L’antoinisme, religion pure belge
Au début du XXe siècle, un mineur liégeois nommé Antoine fonde la seule et unique religion belge : l’antoinisme. Son culte, aujourd’hui en déclin, a pourtant eu des milliers de fidèles… Ce samedi à 22h25, La Trois diffuse un documentaire intitulé «Antoine le Guérisseur».
Jemeppe-sur-Meuse, 15 août 1910. Louis-Joseph Antoine (1846-1912), auto-proclamé «Le Père», sanctifie le premier temple dédié à sa religion. Avec sa longue lévite noire et sa barbe blanche noyée sous une abondante chevelure, il évoque un patriarche de la Bible. Une foule de dévots se presse au pied de la chaire pour boire ses paroles : «Quoi qu’il vous arrive, je serai avec vous pour sanctifier votre épreuve.» Par quel miracle ce fils d’ouvriers wallons est-il devenu un guérisseur réputé ?
Dès l’enfance, Antoine montre une grande ferveur religieuse. Élevé dans une pauvre famille catholique, il suit son père dans la mine de Flémalle. À 12 ans, il reçoit un «signe divin» : sa lampe de mineur s’éteint ! Il quitte le charbon pour la métallurgie à Seraing. Cependant, la guerre franco-allemande de 1870 chamboule son destin : enrôlé, il tue accidentellement un camarade… Ce qui l’amène à s’interroger sur le sens profond de la vie.
Spiritisme
Il trouve ses réponses dans… le spiritisme, qui devient sa nouvelle passion. Avec son épouse, Catherine Castille, ils fréquentent assidument les réunions spirites. Jusqu’à la mort de leur fils, 20 ans, de constitution fragile. Antoine s’enfonce alors dans l’occultisme et organise ses propres séances à son domicile. Lors de l’une d’elle, lui apparaît le spectre de son défunt fils devenu… «pharmacien à Paris» – la réincarnation faisant partie de la croyance antoiniste.
Considérant la santé comme «le plus grand des biens terrestres», il se découvre… des dons de guérisseur ! Les malades affluent chez lui par centaines. Sa technique consiste à manipuler les «fluides» (pensées) en les «restaurant par la foi». Celui que l’on surnomme alors «le guérisseur de Jemeppe» devient l’alternative au catholicisme et à la médecine traditionnelle. Ce qui lui vaut des ennuis judiciaires. Accusé d’«exercice illégal de la médecine», il plaide non coupable en 1900, déclarant n’avoir «jamais prescrit de médicaments ni découragé ses fidèles à consulter un professionnel». Il sera acquitté.
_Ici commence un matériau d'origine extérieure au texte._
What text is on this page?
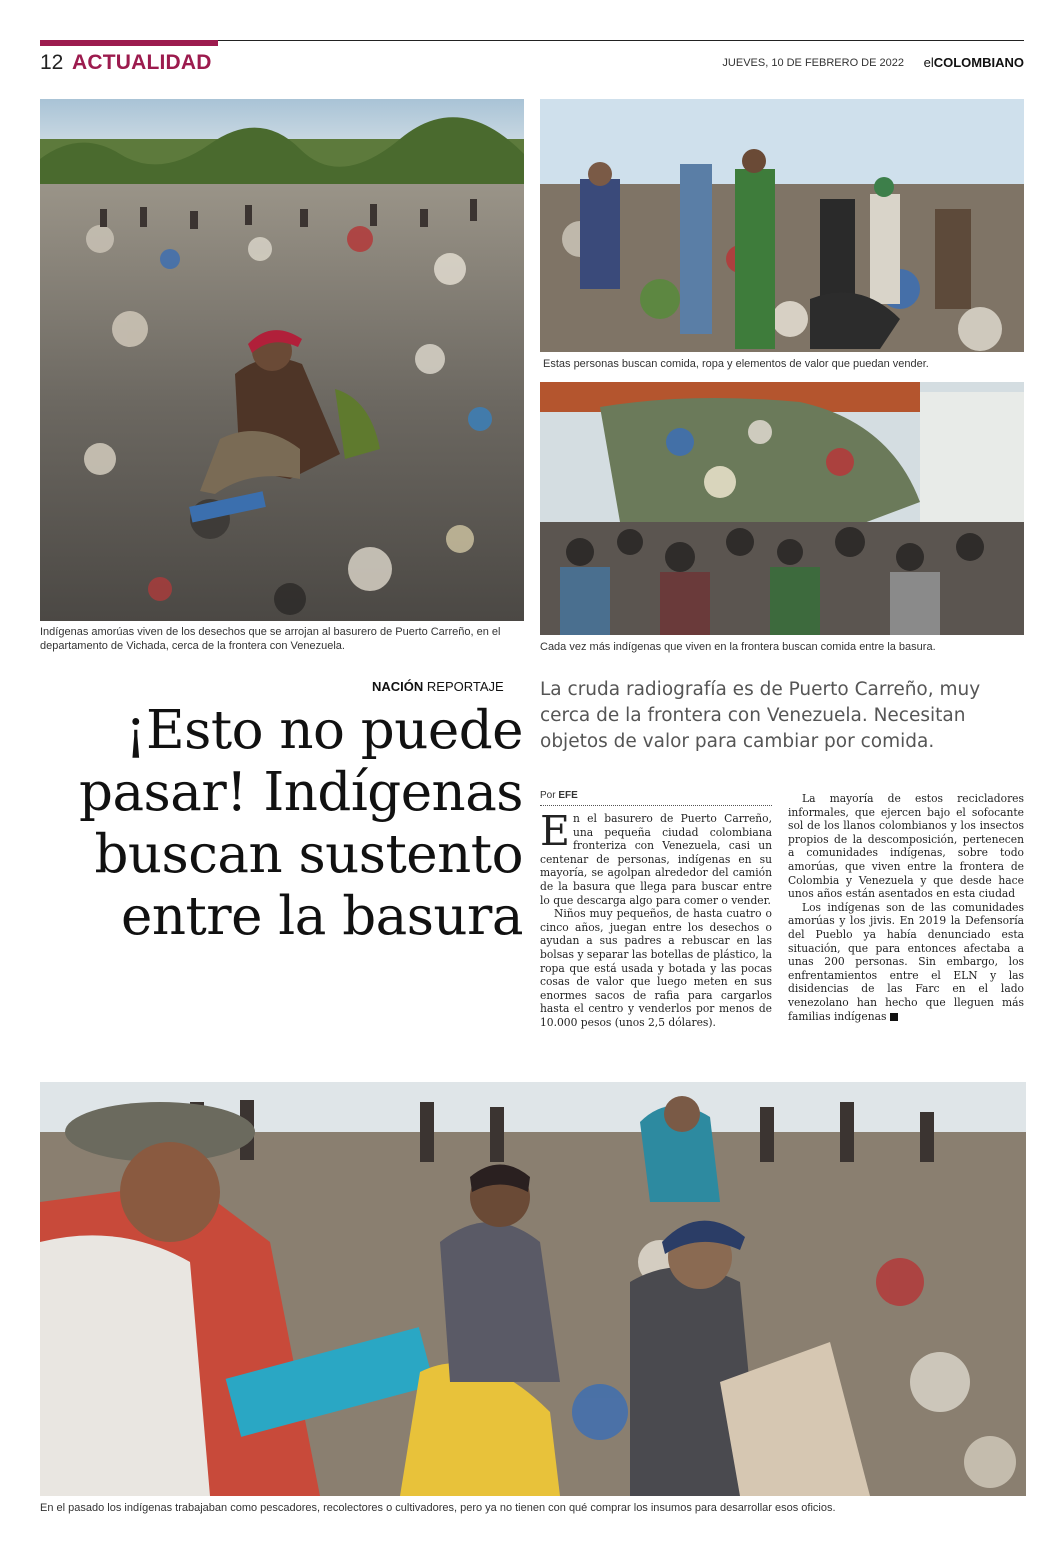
12 ACTUALIDAD	JUEVES, 10 DE FEBRERO DE 2022 elCOLOMBIANO
Indígenas amorúas viven de los desechos que se arrojan al basurero de Puerto Carreño, en el departamento de Vichada, cerca de la frontera con Venezuela.
Estas personas buscan comida, ropa y elementos de valor que puedan vender.
Cada vez más indígenas que viven en la frontera buscan comida entre la basura.
NACIÓN REPORTAJE
¡Esto no puede
pasar! Indígenas
buscan sustento
entre la basura
La cruda radiografía es de Puerto Carreño, muy cerca de la frontera con Venezuela. Necesitan objetos de valor para cambiar por comida.
Por EFE

En el basurero de Puerto Carreño, una pequeña ciudad colombiana fronteriza con Venezuela, casi un centenar de personas, indígenas en su mayoría, se agolpan alrededor del camión de la basura que llega para buscar entre lo que descarga algo para comer o vender.

Niños muy pequeños, de hasta cuatro o cinco años, juegan entre los desechos o ayudan a sus padres a rebuscar en las bolsas y separar las botellas de plástico, la ropa que está usada y botada y las pocas cosas de valor que luego meten en sus enormes sacos de rafia para cargarlos hasta el centro y venderlos por menos de 10.000 pesos (unos 2,5 dólares).

La mayoría de estos recicladores informales, que ejercen bajo el sofocante sol de los llanos colombianos y los insectos propios de la descomposición, pertenecen a comunidades indígenas, sobre todo amorúas, que viven entre la frontera de Colombia y Venezuela y que desde hace unos años están asentados en esta ciudad

Los indígenas son de las comunidades amorúas y los jivis. En 2019 la Defensoría del Pueblo ya había denunciado esta situación, que para entonces afectaba a unas 200 personas. Sin embargo, los enfrentamientos entre el ELN y las disidencias de las Farc en el lado venezolano han hecho que lleguen más familias indígenas

En el pasado los indígenas trabajaban como pescadores, recolectores o cultivadores, pero ya no tienen con qué comprar los insumos para desarrollar esos oficios.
Nouveau procès en 1906. Des soupçons de dérive sectaire pèsent sur sa doctrine. En France, elle fut d’ailleurs classée comme telle en 1995 avant d’être invalidée par une circulaire en 2005. À la barre, ses «miraculés» le soutiennent : «Son culte ne pratique pas le prosélytisme, est gratuit et financé par des dons anonymes».
Chez nous, l’antoinisme sera reconnu en 1922 grâce à son épouse Catherine, qui alla jusqu’à écrire une lettre au roi Albert Ier pour obtenir son soutien. À sa mort en 1912 – sa «désincarnation» pour les adeptes –, la veuve structure le culte basé sur… les écrits de son époux. Mais, sur les quelque 300.000 sympathisants belges qui emplissaient les temples dans les années 1920 – sans compter en France, au Congo et au Brésil ! –, ils ne seraient plus que 200.
Pas de quoi décourager le frère René Balthazar, membre à Jemeppe : «Ce qui compte, ce n’est pas le nombre d’adeptes, mais la quantité de fluide qui circule.» Un optimisme… qui ne coule pas forcément de source.